When creating a risk acceptance rule, existing incidents that match the rule are marked as resolved. They remain stored in the system and can still be viewed.

However, future incidents that match the rule will not be generated at all, they will not be stored, resolved, or visible in the platform. This ensures reduced noise without losing visibility into past activity

Example for accepting the risk - IMDS Token Theft Detected

When accepting risk for an IMDS Token Theft Detected incident, the default scope (Scope 1) is automatically generated from the selected incident context.

In this example, Scope 1 includes:

• Provider: AWS
• Region: US East (N. Virginia)
• Host: ip-172-31-15-234.ec2.int

The incident details are also automatically populated as advanced scope entities.

Advanced scope entities

• Process

  • Name: curl

• Network endpoint

  • Destination IP: 169.254.169.254

• HTTP

  • Method: PUT
  • User agent: curl/8.15.0
  • Endpoint: /latest/api/token

Only future incidents matching this scope and all of these advanced scope entity conditions will be suppressed.

FAQs

Q: What happens when I open the Accept Risk window?

• A default scope is automatically generated from the selected incident, so the risk acceptance initially applies only to the affected resource unless you broaden it.

Q: What is the scope of the incident suppression?

• Rules are evaluated against the defined scope and selected entities. Depending on the incident context, scope can follow either a cloud runtime path (Provider → Account → Region → Host) or a Kubernetes path (Provider → Account → Region → Cluster → Namespace → Workload).

Q: Can I select multiple values for the same scope type?

• No. Each Type–Value pair supports only a single value. To apply risk acceptance to multiple values, create additional scopes.

Q: How are multiple scopes evaluated?

• Multiple scopes are evaluated using OR logic. The rule applies if an incident matches any of the defined scopes.

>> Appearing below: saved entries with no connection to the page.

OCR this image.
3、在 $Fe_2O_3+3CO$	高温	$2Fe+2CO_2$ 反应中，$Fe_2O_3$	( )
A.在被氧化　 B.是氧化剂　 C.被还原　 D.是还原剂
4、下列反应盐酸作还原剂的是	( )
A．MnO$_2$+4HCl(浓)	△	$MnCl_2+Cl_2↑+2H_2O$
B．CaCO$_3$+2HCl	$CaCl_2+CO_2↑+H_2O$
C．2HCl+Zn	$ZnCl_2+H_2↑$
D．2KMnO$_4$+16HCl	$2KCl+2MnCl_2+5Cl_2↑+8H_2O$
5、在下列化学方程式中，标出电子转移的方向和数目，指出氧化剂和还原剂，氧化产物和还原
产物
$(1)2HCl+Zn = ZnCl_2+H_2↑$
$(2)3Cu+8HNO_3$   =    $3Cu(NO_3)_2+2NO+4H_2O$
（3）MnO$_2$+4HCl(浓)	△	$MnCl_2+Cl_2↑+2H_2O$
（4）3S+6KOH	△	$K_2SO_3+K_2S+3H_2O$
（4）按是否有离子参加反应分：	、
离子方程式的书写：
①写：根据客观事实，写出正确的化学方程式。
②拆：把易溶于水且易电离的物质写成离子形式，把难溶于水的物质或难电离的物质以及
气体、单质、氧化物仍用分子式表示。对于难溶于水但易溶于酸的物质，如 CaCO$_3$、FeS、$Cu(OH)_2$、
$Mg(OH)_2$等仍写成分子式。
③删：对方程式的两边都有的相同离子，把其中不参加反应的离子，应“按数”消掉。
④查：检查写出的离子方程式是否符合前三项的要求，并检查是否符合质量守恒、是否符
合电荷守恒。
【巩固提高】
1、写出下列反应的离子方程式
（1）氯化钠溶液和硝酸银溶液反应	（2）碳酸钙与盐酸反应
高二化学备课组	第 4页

Q: How are multiple entity conditions evaluated?

• Entity conditions are evaluated using AND logic. All selected entities must match for the rule to apply.

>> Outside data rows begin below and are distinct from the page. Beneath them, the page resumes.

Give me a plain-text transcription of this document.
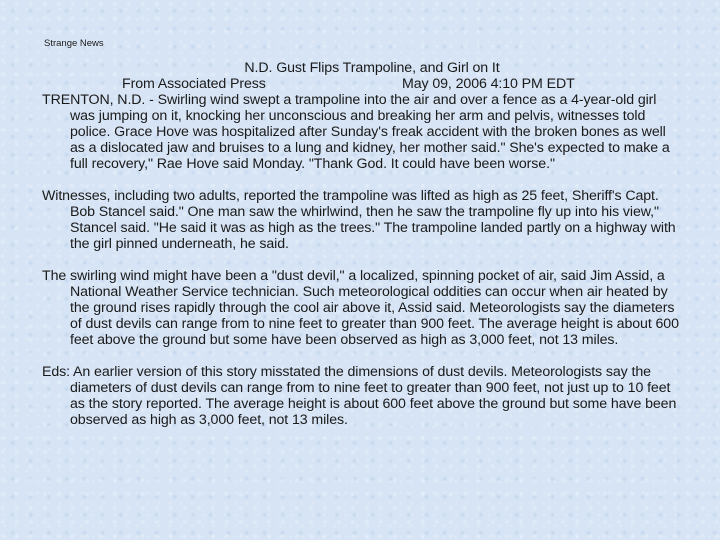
Strange News

N.D. Gust Flips Trampoline, and Girl on It

From Associated Press	May 09, 2006 4:10 PM EDT

TRENTON, N.D. - Swirling wind swept a trampoline into the air and over a fence as a 4-year-old girl was jumping on it, knocking her unconscious and breaking her arm and pelvis, witnesses told police. Grace Hove was hospitalized after Sunday's freak accident with the broken bones as well as a dislocated jaw and bruises to a lung and kidney, her mother said." She's expected to make a full recovery," Rae Hove said Monday. "Thank God. It could have been worse."

Witnesses, including two adults, reported the trampoline was lifted as high as 25 feet, Sheriff's Capt. Bob Stancel said." One man saw the whirlwind, then he saw the trampoline fly up into his view," Stancel said. "He said it was as high as the trees." The trampoline landed partly on a highway with the girl pinned underneath, he said.

The swirling wind might have been a "dust devil," a localized, spinning pocket of air, said Jim Assid, a National Weather Service technician. Such meteorological oddities can occur when air heated by the ground rises rapidly through the cool air above it, Assid said. Meteorologists say the diameters of dust devils can range from to nine feet to greater than 900 feet. The average height is about 600 feet above the ground but some have been observed as high as 3,000 feet, not 13 miles.

Eds: An earlier version of this story misstated the dimensions of dust devils. Meteorologists say the diameters of dust devils can range from to nine feet to greater than 900 feet, not just up to 10 feet as the story reported. The average height is about 600 feet above the ground but some have been observed as high as 3,000 feet, not 13 miles.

Q: Are suppressed incidents stored?

• Existing incidents that match the rule remain stored and can still be viewed. Future incidents that match the rule are not generated and therefore are not stored or shown in the platform.

Q: Are rules applied retroactively?

• Yes. Existing incidents that match the rule criteria are marked as resolved.

Q: Can I edit or delete a rule later?

• Yes. Go to the Risk acceptance section under Policies to manage all risk acceptance rules.

Q: What is the required Helm version for supporting Scope entities?

• “Scope entities” requires Helm chart v1.28.3 or higher.